Philomène Mibouie prend soin de vos mains et pieds dans le cadre enchanteur … de la rue. Elle officie dans un quartier populaire de Libreville où beaucoup d’Equato-Guniéennes, comme elle, exercent cette profession sans aucun diplôme et dans des conditions précaires. Portrait d’une femme que la vie a transformé en prêtresse de la beauté à deux francs six sous.

« Il y a deux ans que je fais la manucure dans la rue, je n’ai pas les moyens de travailler autrement. Ici je me sens libre et je suis à mon propre compte. Je n’ai pas été à l’école et je me suis formée sur le tas », explique, sourire aux lèvres, Philomène Mibouie, Equato-Guinéenne, 40 ans dans un français approximatif. Elle s’exprime majoritairement en fang, sa langue maternelle usitée dans son pays natal et dans sa patrie d’adoption, le Gabon. Marié à un fils du pays, elle y vit depuis 11 ans. Le salon en plein air de la jeune femme se trouve aux « Cocotiers », un des quartiers populaires de Libreville. Un quartier dans lequel beaucoup de ses compatriotes résident et où pullulent les salons du type de Philomène dont les « Equatos » comme on les appelle, ont le monopole dans la capitale gabonaise.

Manucure et pédicure à petits prix

Une situation qu’explique à sa manière Angélique, une Gabonaise de 44 ans, fonctionnaire et cliente de Philomène. « Les Gabonais ne supporteraient pas de travailler dans de telles conditions. Nous voulons travailler dans un bureau et gagner au moins 100 000 (environ 150 euros) F CFA par mois et non nous exposer ainsi dans la rue pour gagner 1 000 (environ 1,5 euro), 3 000 francs ». Car les tarifs de Philomène sont plus qu’abordables. Avec 500 F CFA – le prix d’une pose de vernis simple sur les mains ou les pieds, vous pouvez vous faire belle. Philomène travaille, en effet, avec le strict minimum qu’elle se procure au marché. Dissolvant, vernis, faux ongles, ciseaux, coupe-ongles, limes, alcool, savon (ici une marque de savon de lessive), eau de javel et eau froide constituent l’attirail de l’Equato-Guinéenne. Et ses clients ne s’inquiètent nullement des conditions d’hygiène.

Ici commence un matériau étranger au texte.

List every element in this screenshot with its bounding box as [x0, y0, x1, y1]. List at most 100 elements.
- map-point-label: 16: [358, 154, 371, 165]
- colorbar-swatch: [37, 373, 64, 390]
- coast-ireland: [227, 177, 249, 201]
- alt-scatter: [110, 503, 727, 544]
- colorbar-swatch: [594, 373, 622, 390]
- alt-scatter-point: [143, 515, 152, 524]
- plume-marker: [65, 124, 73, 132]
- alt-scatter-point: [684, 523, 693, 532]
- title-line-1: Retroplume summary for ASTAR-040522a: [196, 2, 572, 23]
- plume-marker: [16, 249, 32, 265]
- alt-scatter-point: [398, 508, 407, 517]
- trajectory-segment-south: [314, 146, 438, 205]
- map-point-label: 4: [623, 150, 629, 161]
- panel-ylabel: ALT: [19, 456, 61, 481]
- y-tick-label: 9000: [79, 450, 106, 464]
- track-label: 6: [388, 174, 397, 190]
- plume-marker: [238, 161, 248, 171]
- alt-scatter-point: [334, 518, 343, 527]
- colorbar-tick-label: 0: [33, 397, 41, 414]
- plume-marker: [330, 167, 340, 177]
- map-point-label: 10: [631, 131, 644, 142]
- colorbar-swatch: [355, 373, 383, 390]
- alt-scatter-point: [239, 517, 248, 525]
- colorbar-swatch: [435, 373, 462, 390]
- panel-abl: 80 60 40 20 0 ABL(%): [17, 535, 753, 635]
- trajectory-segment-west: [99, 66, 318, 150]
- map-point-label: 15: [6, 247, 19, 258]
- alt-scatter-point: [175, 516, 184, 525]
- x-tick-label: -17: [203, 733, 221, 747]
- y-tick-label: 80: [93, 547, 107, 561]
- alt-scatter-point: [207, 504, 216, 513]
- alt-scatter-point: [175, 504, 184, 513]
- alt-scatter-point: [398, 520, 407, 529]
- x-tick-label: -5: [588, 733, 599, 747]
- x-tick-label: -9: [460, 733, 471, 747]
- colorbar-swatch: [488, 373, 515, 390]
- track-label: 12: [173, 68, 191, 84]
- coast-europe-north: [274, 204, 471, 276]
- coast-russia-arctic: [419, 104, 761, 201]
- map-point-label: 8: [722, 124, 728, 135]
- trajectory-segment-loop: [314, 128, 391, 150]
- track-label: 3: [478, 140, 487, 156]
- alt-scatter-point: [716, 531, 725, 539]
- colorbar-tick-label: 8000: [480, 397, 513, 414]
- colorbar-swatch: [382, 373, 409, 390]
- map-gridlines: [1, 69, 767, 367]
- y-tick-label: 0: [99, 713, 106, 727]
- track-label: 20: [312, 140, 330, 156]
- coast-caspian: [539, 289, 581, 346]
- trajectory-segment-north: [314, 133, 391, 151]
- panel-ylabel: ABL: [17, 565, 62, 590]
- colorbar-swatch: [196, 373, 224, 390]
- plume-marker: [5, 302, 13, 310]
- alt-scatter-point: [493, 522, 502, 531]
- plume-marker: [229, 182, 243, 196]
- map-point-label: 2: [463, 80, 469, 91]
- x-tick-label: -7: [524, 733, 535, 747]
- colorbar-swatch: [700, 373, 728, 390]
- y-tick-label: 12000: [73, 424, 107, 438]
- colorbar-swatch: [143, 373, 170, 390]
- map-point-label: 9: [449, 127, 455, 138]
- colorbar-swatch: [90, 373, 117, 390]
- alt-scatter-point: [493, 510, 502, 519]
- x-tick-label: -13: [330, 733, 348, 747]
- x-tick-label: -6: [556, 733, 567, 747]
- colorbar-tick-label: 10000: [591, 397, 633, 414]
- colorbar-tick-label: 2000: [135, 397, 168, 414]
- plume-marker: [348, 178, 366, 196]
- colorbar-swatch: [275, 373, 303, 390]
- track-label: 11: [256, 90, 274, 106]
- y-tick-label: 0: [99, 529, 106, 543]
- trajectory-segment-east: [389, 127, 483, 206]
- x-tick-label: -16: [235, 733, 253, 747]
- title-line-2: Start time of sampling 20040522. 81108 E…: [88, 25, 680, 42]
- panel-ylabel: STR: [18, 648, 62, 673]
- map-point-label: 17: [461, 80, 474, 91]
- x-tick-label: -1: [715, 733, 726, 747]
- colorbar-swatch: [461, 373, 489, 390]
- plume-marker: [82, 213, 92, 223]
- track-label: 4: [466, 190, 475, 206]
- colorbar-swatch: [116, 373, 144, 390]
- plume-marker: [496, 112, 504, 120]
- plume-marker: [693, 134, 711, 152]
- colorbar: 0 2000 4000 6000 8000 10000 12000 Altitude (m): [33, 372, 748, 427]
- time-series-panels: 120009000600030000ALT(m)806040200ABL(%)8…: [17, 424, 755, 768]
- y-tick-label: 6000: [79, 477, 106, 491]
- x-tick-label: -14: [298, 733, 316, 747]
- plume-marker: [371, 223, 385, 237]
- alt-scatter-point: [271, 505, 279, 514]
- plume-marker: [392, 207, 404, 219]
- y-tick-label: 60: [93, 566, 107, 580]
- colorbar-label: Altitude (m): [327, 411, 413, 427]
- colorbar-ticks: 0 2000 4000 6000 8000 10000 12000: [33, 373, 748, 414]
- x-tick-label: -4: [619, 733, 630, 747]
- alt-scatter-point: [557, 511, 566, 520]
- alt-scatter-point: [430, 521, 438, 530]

« Nous n’avons pas peur [des conditions d’hygiène], elle stérilise son matériel avec l’eau de javel et l’alcool. Sinon nous apportons notre nécessaire et nous l’utilisons ici », affirme Angélique. La satisfaction est aussi pécuniaire. « Les salons coûtent chers, entre 3 et 6 000 francs pour une manucure et/ou une pédicure, poursuit-elle. Les produits y sont néanmoins plus sophistiqués. Je viens ici une fois par semaine pour la pose du vernis. L’ongle coûte 100 F CFA. Pour les pieds, quand elle gratte (ponce, ndlr) ou qu’il y a un soin (fourni par la cliente, ndlr) à faire (mains ou pieds, ndlr), ça fait 1 000 F». Dame Mibouie compte dans sa clientèle, aussi bien des hommes que des femmes et surtout des clients fidèles, comme Angélique, qui l’apprécient beaucoup.

Pilier économique

Auparavant lavandière, Philomène Mibouie s’est reconvertie à la manucure pour faire vivre sa famille : un mari au chômage et deux enfants à charge. Elle a démarré son affaire avec environ 25 000 F CFA. Sa journée débute à 10h et s’achève entre 18 et 20h. Tout dépend du nombre de clients. Un soin dure entre 15 et 30 minutes et Philomène réalise une recette journalière qui oscille entre trois et quatre mille francs CFA. « Ça marche un peu ! Ça dépend des jours, c’est surtout les Week-end et à la fin du mois que ça marche le plus », commente Philomène. Cette dernière, pour son coin de rue, s’acquitte d’un loyer mensuel de 5 000 F CFA auprès du propriétaire de la parcelle qu’elle occupe.

Aurait-elle aimé suivre une formation ? Oui, mais trop cher ! Et Angélique de rétorquer : « c’est plutôt des gens comme Philomène que l’Etat devrait aider au lieu de donner l’argent aux patrons. Il est évident que l’on ne peut travailler éternellement dans de telles conditions – au bord de la rue, assaillie par la poussière – mais ce sont les moyens qui lui manquent ». Dans un avenir très proche, Philomène espère pouvoir se construire une petite maison et exercer tranquillement à domicile.